The Escapist (well, Themis Media) is a company. Companies exist to make money. Basic economics. Themis media makes money by selling advertisements; the more advertisements they can get to viewers, the more their advertisements will be worth to advertisers, the more advertisements they can sell, and the more money they make. Again, nothing ground-breaking here, just basic mathematics.
There are two basic ways to get these ads to the eyes of more viewers (and thus up their potential value, increasing profits): show more or larger ads per page, or attract more viewers (to create more page views). As a company that wants to Maximize Profits™, ideally they want to do a whole lot of both of these things.
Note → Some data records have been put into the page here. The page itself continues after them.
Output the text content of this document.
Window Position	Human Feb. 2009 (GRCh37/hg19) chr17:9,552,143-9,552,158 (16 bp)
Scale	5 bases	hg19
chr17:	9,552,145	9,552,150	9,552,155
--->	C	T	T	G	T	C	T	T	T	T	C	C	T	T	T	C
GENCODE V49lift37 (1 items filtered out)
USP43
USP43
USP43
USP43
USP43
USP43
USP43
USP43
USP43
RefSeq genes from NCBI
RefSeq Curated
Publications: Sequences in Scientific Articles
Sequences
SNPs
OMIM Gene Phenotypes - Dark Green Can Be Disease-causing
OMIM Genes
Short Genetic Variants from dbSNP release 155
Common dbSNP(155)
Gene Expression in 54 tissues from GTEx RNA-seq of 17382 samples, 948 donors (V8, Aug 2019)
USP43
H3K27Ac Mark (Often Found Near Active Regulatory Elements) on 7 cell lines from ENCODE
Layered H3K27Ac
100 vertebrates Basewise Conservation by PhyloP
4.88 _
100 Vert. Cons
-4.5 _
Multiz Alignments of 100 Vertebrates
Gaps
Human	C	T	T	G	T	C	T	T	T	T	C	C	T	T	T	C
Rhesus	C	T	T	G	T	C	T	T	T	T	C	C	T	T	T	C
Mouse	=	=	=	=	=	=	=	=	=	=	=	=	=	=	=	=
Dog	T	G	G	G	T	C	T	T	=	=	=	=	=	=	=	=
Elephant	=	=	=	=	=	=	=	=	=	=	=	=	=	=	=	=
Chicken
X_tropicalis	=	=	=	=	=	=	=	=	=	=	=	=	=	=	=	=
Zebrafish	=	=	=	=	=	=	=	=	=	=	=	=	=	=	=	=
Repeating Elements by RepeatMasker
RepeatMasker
The problem is that these two goals are counter to each other. The more (or more obvious) ads you display, the more people will start to say ’too many ads, see you later’. Like I did in my previous post on the subject. The trick, and the thing that most websites eventually figure out, is that there is an equilibrium - a quantity and size of advertisements that will not produce a significant hit on the number of viewers you attract.
Now, the way to actually attract more viewers is to have content that people want to view. And the Escapist has been damn good at this. They have a great deal of very good content, much of which is very popular. They have attracted a lot of grade A talent to work for them. And that may be the problem - they’ve got such good content, their equilibrium point has tipped so far that they can pull off obnoxious full-screen ads without driving away a significant number of users.
However, at some point, the volume of ads you display becomes anti-consumer. There’s a point where you are failing your customers, where suggesting that what you are asking is a ‘reasonable price to pay’ for the content is farcical. Many modern magazines have fallen prey to this: I flipped through a fashion magazine recently, for instance, and counted 12 pages of ads before reaching the table of contents. That’s patently absurd, and what it shows is that the company that produces the product cares more about money than they do about the consumer’s experience.
But all of that was an overly long prelude to what I really want to talk about: Themis is now being accused of being anti-creator as well. Extra Credits, one of the Escapist’s video features, has left the Escapist, with some very troubling accusations about Themis’ payment practices. Basically, the Extra Credits crew says they haven’t been paid for a long time, and that Themis is claiming that Extra Credits owes them money from a fund raiser that they ran to keep the show alive (and to finance surgery for their artist).
Now, in fairness, Themis has some counter-claims, which are enumerated at the second link above. However, given Themis’ anti-consumer ad practices, I don’t have much difficulty believing that they might be willing to cheat their creative people as well. Of course, this doesn’t constitute proof of wrongdoing on their part, but it is certainly useful to observe that they already have a pattern of preferring money to delivering a good experience.
Of course, the upshot of all this, for us consumers, is that Extra Credits is no longer encumbered by the horrible pit of a website that is The Escapist. So I watched the most recent episode. Based on this one episode, it seems like a pretty good show: smart and engaging, with enough humour scattered throughout to keep it from feeling dry. They point out a lot of things that may be obvious to (some) people in the industry, but that many individual gamers are unlikely to have ever had reason to consider.
I’ll probably watch it regularly now that I don’t have to risk a stress headache just to watch it.